Thursday 11:35
in Helium3
In many enterprises relying on SAP ERP systems, a wealth of valuable master data remains trapped within a closed ecosystem. This creates significant obstacles when striving for a comprehensive, 360° view, especially when integrating with modern, open data lakes built on platforms like Azure and designed around data mesh principles. This talk presents a practical PoC that tackles this challenge head-on, utilizing SAP Datasphere as the key integration point.
Outline:
- The challenge: navigating sap's data silos and the pursuit of a unified view
- The section outlines the enterprise data landscape of RATIONAL where valuable master data resides within SAP’s traditionally closed ecosystem, hindering data democratization and the creation of a comprehensive, 360° operational view. This scenario is quite common - at least for German manufacturing companies. This situation is frequently encountered, particularly among German manufacturers.
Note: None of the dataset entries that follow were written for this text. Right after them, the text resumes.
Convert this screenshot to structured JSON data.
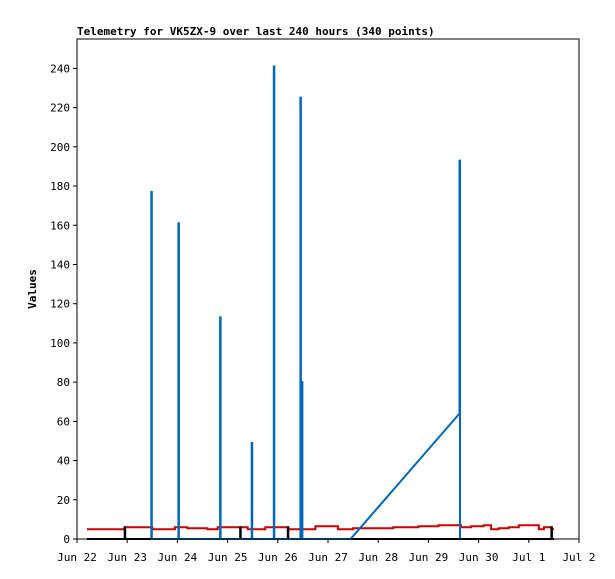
{
  "chart_data": {
    "type": "line",
    "title": "Telemetry for VK5ZX-9 over last 240 hours (340 points)",
    "xlabel": "",
    "ylabel": "Values",
    "xlim": [
      "Jun 22",
      "Jul 2"
    ],
    "ylim": [
      0,
      255
    ],
    "x_ticks": [
      "Jun 22",
      "Jun 23",
      "Jun 24",
      "Jun 25",
      "Jun 26",
      "Jun 27",
      "Jun 28",
      "Jun 29",
      "Jun 30",
      "Jul 1",
      "Jul 2"
    ],
    "y_ticks": [
      0,
      20,
      40,
      60,
      80,
      100,
      120,
      140,
      160,
      180,
      200,
      220,
      240
    ],
    "grid": false,
    "legend": "none",
    "series": [
      {
        "color": "#cc0000",
        "points": [
          [
            0.2,
            5
          ],
          [
            0.95,
            5
          ],
          [
            0.95,
            6
          ],
          [
            1.5,
            6
          ],
          [
            1.5,
            5
          ],
          [
            1.95,
            5
          ],
          [
            1.95,
            6
          ],
          [
            2.2,
            6
          ],
          [
            2.2,
            5.5
          ],
          [
            2.6,
            5.5
          ],
          [
            2.6,
            5
          ],
          [
            2.8,
            5
          ],
          [
            2.8,
            6
          ],
          [
            3.4,
            6
          ],
          [
            3.4,
            5
          ],
          [
            3.75,
            5
          ],
          [
            3.75,
            6
          ],
          [
            4.2,
            6
          ],
          [
            4.2,
            5
          ],
          [
            4.75,
            5
          ],
          [
            4.75,
            6.5
          ],
          [
            5.2,
            6.5
          ],
          [
            5.2,
            5
          ],
          [
            5.5,
            5
          ],
          [
            5.5,
            5.5
          ],
          [
            6.3,
            5.5
          ],
          [
            6.3,
            6
          ],
          [
            6.8,
            6
          ],
          [
            6.8,
            6.5
          ],
          [
            7.2,
            6.5
          ],
          [
            7.2,
            7
          ],
          [
            7.65,
            7
          ],
          [
            7.65,
            6
          ],
          [
            7.85,
            6
          ],
          [
            7.85,
            6.5
          ],
          [
            8.1,
            6.5
          ],
          [
            8.1,
            7
          ],
          [
            8.25,
            7
          ],
          [
            8.25,
            5
          ],
          [
            8.4,
            5
          ],
          [
            8.4,
            5.5
          ],
          [
            8.6,
            5.5
          ],
          [
            8.6,
            6
          ],
          [
            8.8,
            6
          ],
          [
            8.8,
            7
          ],
          [
            9.2,
            7
          ],
          [
            9.2,
            5
          ],
          [
            9.3,
            5
          ],
          [
            9.3,
            6
          ],
          [
            9.45,
            6
          ],
          [
            9.45,
            5
          ],
          [
            9.5,
            5
          ]
        ]
      },
      {
        "color": "#000000",
        "points": [
          [
            0.2,
            0
          ],
          [
            0.95,
            0
          ],
          [
            0.95,
            6
          ],
          [
            0.96,
            6
          ],
          [
            0.96,
            0
          ],
          [
            3.25,
            0
          ],
          [
            3.25,
            6
          ],
          [
            3.26,
            6
          ],
          [
            3.26,
            0
          ],
          [
            4.2,
            0
          ],
          [
            4.2,
            6
          ],
          [
            4.21,
            6
          ],
          [
            4.21,
            0
          ],
          [
            9.45,
            0
          ],
          [
            9.45,
            6
          ],
          [
            9.46,
            6
          ],
          [
            9.46,
            0
          ],
          [
            9.5,
            0
          ]
        ]
      },
      {
        "color": "#0066bb",
        "points": [
          [
            1.48,
            0
          ],
          [
            1.48,
            177
          ],
          [
            1.49,
            177
          ],
          [
            1.49,
            0
          ],
          [
            2.02,
            0
          ],
          [
            2.02,
            161
          ],
          [
            2.03,
            161
          ],
          [
            2.03,
            0
          ],
          [
            2.85,
            0
          ],
          [
            2.85,
            113
          ],
          [
            2.86,
            113
          ],
          [
            2.86,
            0
          ],
          [
            3.48,
            0
          ],
          [
            3.48,
            49
          ],
          [
            3.49,
            49
          ],
          [
            3.49,
            0
          ],
          [
            3.92,
            0
          ],
          [
            3.92,
            241
          ],
          [
            3.93,
            241
          ],
          [
            3.93,
            0
          ],
          [
            4.45,
            0
          ],
          [
            4.45,
            225
          ],
          [
            4.46,
            225
          ],
          [
            4.46,
            0
          ],
          [
            4.48,
            0
          ],
          [
            4.48,
            80
          ],
          [
            4.49,
            80
          ],
          [
            4.49,
            0
          ],
          [
            5.45,
            0
          ],
          [
            7.62,
            64
          ],
          [
            7.62,
            193
          ],
          [
            7.63,
            193
          ],
          [
            7.63,
            0
          ]
        ]
      }
    ]
  }
}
- The inherent conflict between the open, distributed nature of data lakes (especially those built on data mesh principles) and the centralized, closed nature of traditional SAP BI environments is discussed.
- Solution overview: leveraging sap datasphere as the integration layer
- An introduction to sap datasphere and its capabilities is provided, with a focus on its ability to connect with non-SAP systems.
- This part explains how datasphere was chosen as the central integration layer for the proof of concept and its role in enabling bi-directional data flow between SAP and the open data lake.
- Architecture of SAP Datasphere
- Introduction in architecture of SAP Datasphere and role of underlying SAP HANA database
- Explanation of openSQL schema as key integration option
- Security first: exploring network integration, authentication and authorization options
- This section details the evaluation of network connectivity options between the Azure services like Azure Databricks, PostgresQL, ADLS and SAP Datasphere
- The methods used to authenticate Python and Pypark to SAP datasphere are explained
- The implementation and evaluation of data authorization mechanisms within SAP Datasphere are described
- Python and PySpark integration
- Available interfaces for python integration (ODBC/JDBC, OData), their features and limitations
- Explanation of practical data integration patterns implemented within the poc for extracting data from sap and loading it into the data lake for full and delta load scenarios
- Reflecting PoC: summary and key learnings
- This section summarizes the core findings and lessons learned from the PoC, particularly regarding security and software quality best practices
- A hint for the SAP open data alliance launched in 2023
Main takeaways:
- An understanding of SAP Datasphere's architecture and its potential for integrating non-SAP, open-source technologies like Python and PySpark
- Knowledge of current features and limitations of SAP Datasphere in the area of data integration with the open source world
Rostislaw Krassow
Rostislaw, a data architect at RATIONAL AG, specializes in distributed databases, the Apache Hadoop ecosystem and Azure cloud. He leverages his expertise to oversee the company's Data & Analytics platform, where his daily work involves reconciling diverse stakeholder perspectives to deliver optimal solutions.